Announcing the SCC Benchmark
We are excited to announce that the SC22 Reproducibility Challenge Committee has selected the Student Cluster Competition (SCC) benchmark for this year’s Reproducibility Challenge.
The honor goes to the SC21 paper “Productivity, Portability, Performance: Data-Centric Python,” by Alexandros Nikolaos Ziogas, Timo Schneider, Tal Ben-Nun, Alexandru Calotoiu, Tiziano De Matteis, Johannes de Fine Licht, Luca Lavarini, and Torsten Hoefler from ETH Zurich, Switzerland.
A team of reviewers selected the paper from 38 accepted SC21 papers that had achieved all three badges: Artifact Available, Artifact Evaluated-Functional, and Results Reproduced on the compatibility of the code on a range of hardware, the science, and the commitment of the team after interviewing the shortlisted authors.
The authors will work with the Reproducibility Challenge Committee to create a reproducible benchmark that builds on the paper’s results. The problem size will be adjusted considering that the teams will have a smaller-scale supercomputer as part of the competition.
At SC22, the SCC teams will be asked to run the code, replicating the findings from the original paper. The code this year is based on Python and supports a variety of hardware, such as Intel, AMD, IBM POWER CPUs, NIVIDIA, AMD GPUs, Intel/Xilinc FPGAs, ARM (a64fx), etc.
Python is popular in the scientific community due to its portability and productivity. This paper explores its suitability as an HPC language, focusing on Python’s performance characteristics and ways in which it can be made more suitable to HPC. To that end, it puts to the test several frameworks that accelerate the execution of numerical workloads in Python on different hardware architectures: Numba, Pythran, CuPy, and DaCe – the authors’ own framework. (You can find more information in the repositories DaCe, NPBench, and the paper presentation.) The main artifact is NPBench, a collection of scientific benchmarks written in Python targeting those frameworks. This year’s reproducibility challenge will ask the students to work with Python as an HPC language and compete to achieve the best performance utilizing the Python toolchain of their choice.
What makes the work of the student teams particularly relevant is the replication of this paper’s work across the different clusters that will be fielded by the teams. In the era of heterogeneous computing, porting applications from one platform to another is not a simple task.
The work of the student teams at SC22 is a fantastic way to dive into reproducibility challenges across various platforms and emerge with shareable, robust insights. It is the ensemble of each team’s implementation and execution of the challenge on 16 different platforms that earned this paper ACM’s “Results Reproduced” badge in the ACM Digital Library.
Sharing is at the core of the Reproducibility Challenge, so the work of the SCC teams will be collected and published. We have already published three special issues in Parallel Computing and a few in IEEE Transactions on Parallel and Distributed Systems; one of the latest ones from SC20 SCC can be found here.
Behind the Scenes: The Selection Process
We had a diverse committee staffed with members from universities, national laboratories, and organizations from six different countries. The selected paper was chosen with the help of these 12 committee members, whose expertise was invaluable in this process and we would like to extend our appreciation to each of them.

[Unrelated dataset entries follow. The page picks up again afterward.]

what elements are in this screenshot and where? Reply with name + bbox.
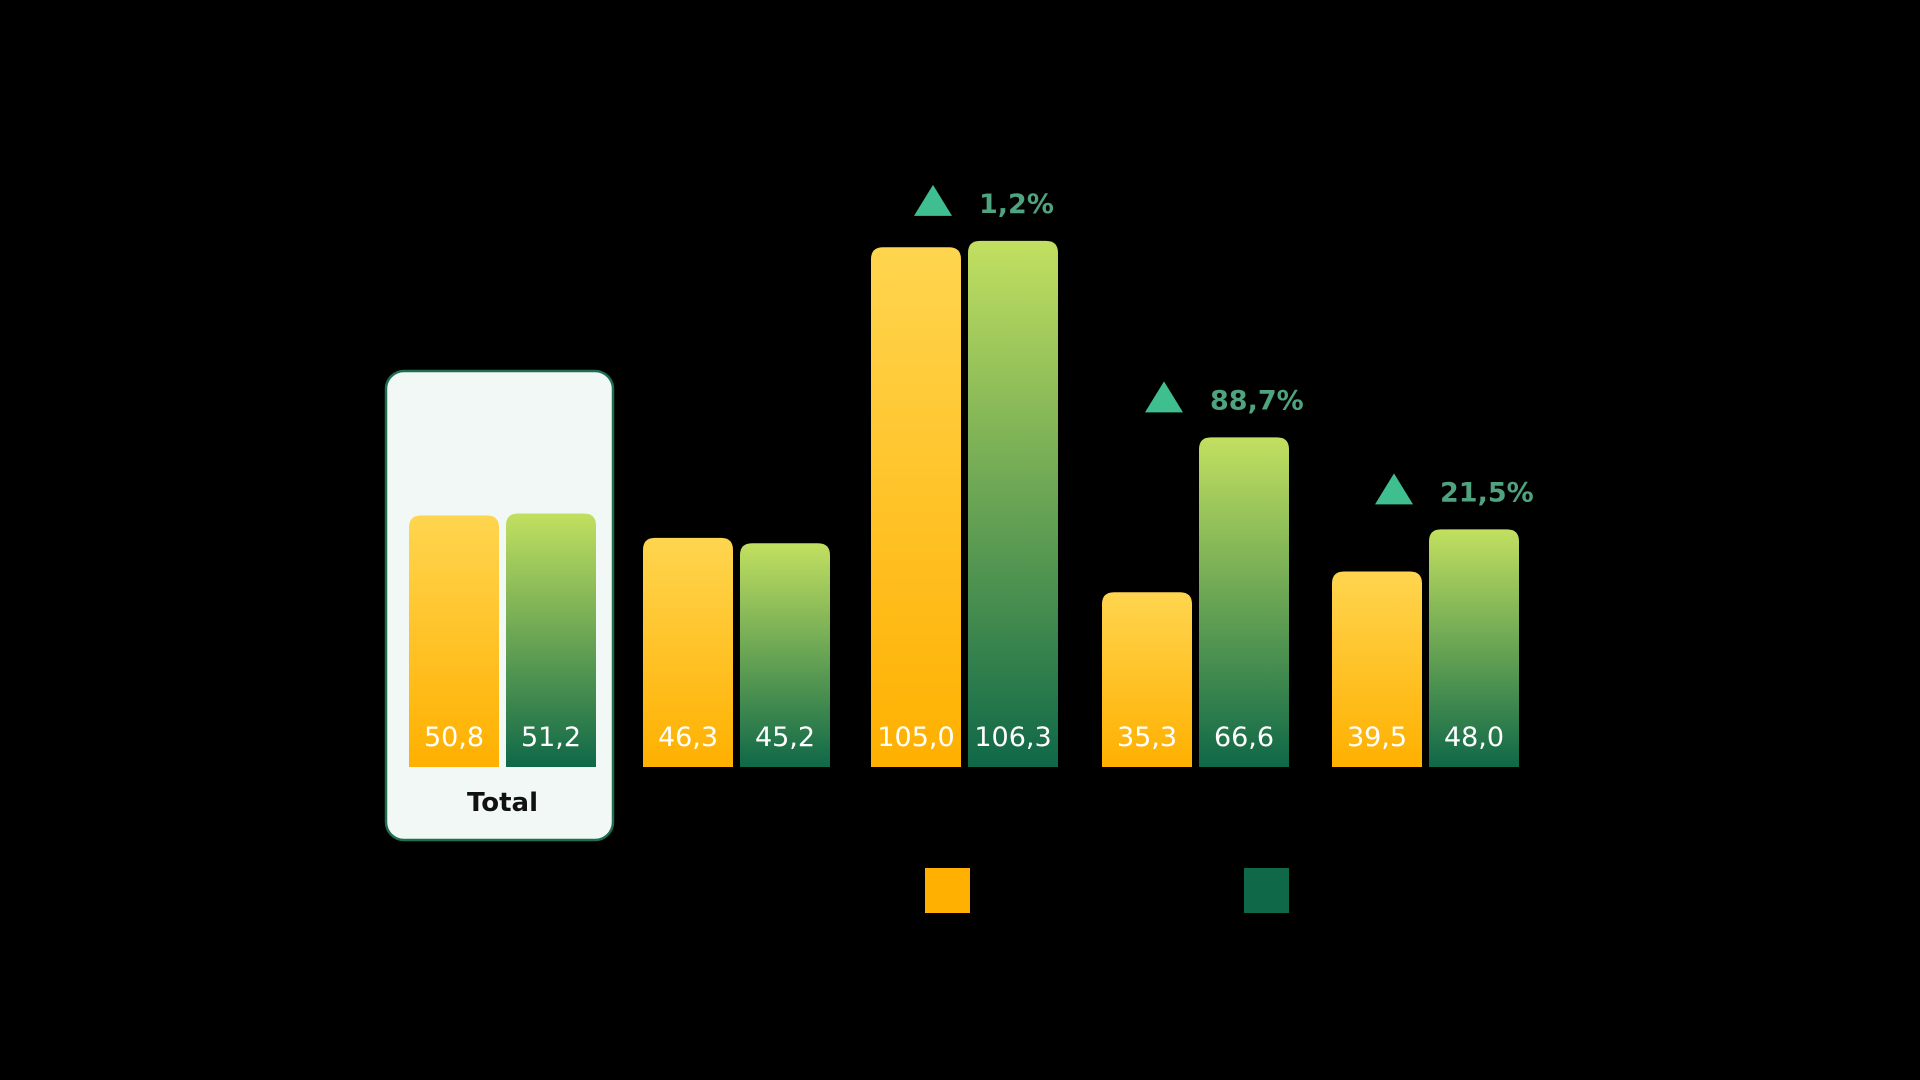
change-label-c3: 1,2% bbox=[979, 189, 1054, 220]
value-label-s1-c5: 39,5 bbox=[1347, 722, 1407, 753]
bar-s1-c4 bbox=[1102, 592, 1192, 767]
bar-s2-c3 bbox=[968, 240, 1058, 767]
value-label-s1-c1: 50,8 bbox=[424, 722, 484, 753]
value-label-s1-c3: 105,0 bbox=[877, 722, 954, 753]
up-arrow-icon bbox=[914, 184, 952, 216]
category-label-1: Total bbox=[467, 788, 538, 818]
legend-swatch-2 bbox=[1244, 868, 1289, 913]
up-arrow-icon bbox=[1145, 381, 1183, 413]
deltas-layer: 1,2% 88,7% 21,5% bbox=[914, 184, 1534, 508]
change-label-c5: 21,5% bbox=[1440, 477, 1534, 508]
bar-s2-c2 bbox=[740, 543, 830, 767]
bar-s1-c5 bbox=[1332, 571, 1422, 767]
labels-layer: 50,8 51,2 Total 46,3 45,2 105,0 106,3 35,3 66,6 3… bbox=[424, 722, 1504, 818]
value-label-s1-c4: 35,3 bbox=[1117, 722, 1177, 753]
change-label-c4: 88,7% bbox=[1210, 385, 1304, 416]
value-label-s2-c5: 48,0 bbox=[1444, 722, 1504, 753]
bar-s1-c2 bbox=[643, 537, 733, 767]
value-label-s2-c3: 106,3 bbox=[974, 722, 1051, 753]
legend-swatch-1 bbox=[925, 868, 970, 913]
value-label-s2-c2: 45,2 bbox=[755, 722, 815, 753]
bar-s2-c4 bbox=[1199, 437, 1289, 767]
value-label-s2-c4: 66,6 bbox=[1214, 722, 1274, 753]
value-label-s2-c1: 51,2 bbox=[521, 722, 581, 753]
legend bbox=[925, 868, 1289, 913]
bar-s1-c1 bbox=[409, 515, 499, 767]
bar-s1-c3 bbox=[871, 247, 961, 767]
bar-s2-c1 bbox=[506, 513, 596, 767]
bars-layer bbox=[409, 240, 1519, 767]
up-arrow-icon bbox=[1375, 473, 1413, 505]
value-label-s1-c2: 46,3 bbox=[658, 722, 718, 753]
bar-s2-c5 bbox=[1429, 529, 1519, 767]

An initial round of reviews was conducted to determine suitability for the competition. Reviewers looked at whether the finalist papers had an application that could be run by the student teams on the broad range of hardware types and cluster configurations that are typically fielded by SCC teams. This initial review eliminated over 50 percent of the potential papers, for reasons such as inability to be executed on a variety of hardware, or it was not obvious how to prepare a benchmark appropriate for SCC.
A second round of reviews, including at least two for each paper, looked at which application would be best suited for the SCC teams. To compile the overall score, we ranked the openness of the code (whether it is open source and available); the feasibility, considering the available hardware; and the accessibility of the science behind the paper to the student teams.
Finally, six papers were shortlisted. We interviewed the authors of each paper and the committee used the criteria described above to select this paper.
The selection of the paper is only one step in a long process that ends with the preparation of the Reproducibility Challenge benchmark – one of many benchmarks that the students must execute during the competition. The details of the reproducibility benchmark assignment will be revealed at SC22. Following the conference, we will publish the students’ reports from the SC22 SCC Reproducibility Challenge, to demonstrate the effectiveness of the SCC teams and their success in replicating the code on their platforms.
Mark Your Calendar
The Student Cluster Competition will be held November 14–16 during SC22 at the Kay Bailey Hutchison Convention Center in Dallas, Texas. Visit the SCC booth on the exhibit floor and chat with students about the Reproducibility Challenge. We invite you to celebrate the student participants and the authors of the selected paper at the Awards Ceremony on Thursday of the conference. And don’t miss next year’s SCC reports!
We hope you will join us in Dallas to meet these amazing students and watch them race to reproduce this benchmark and other HPC applications.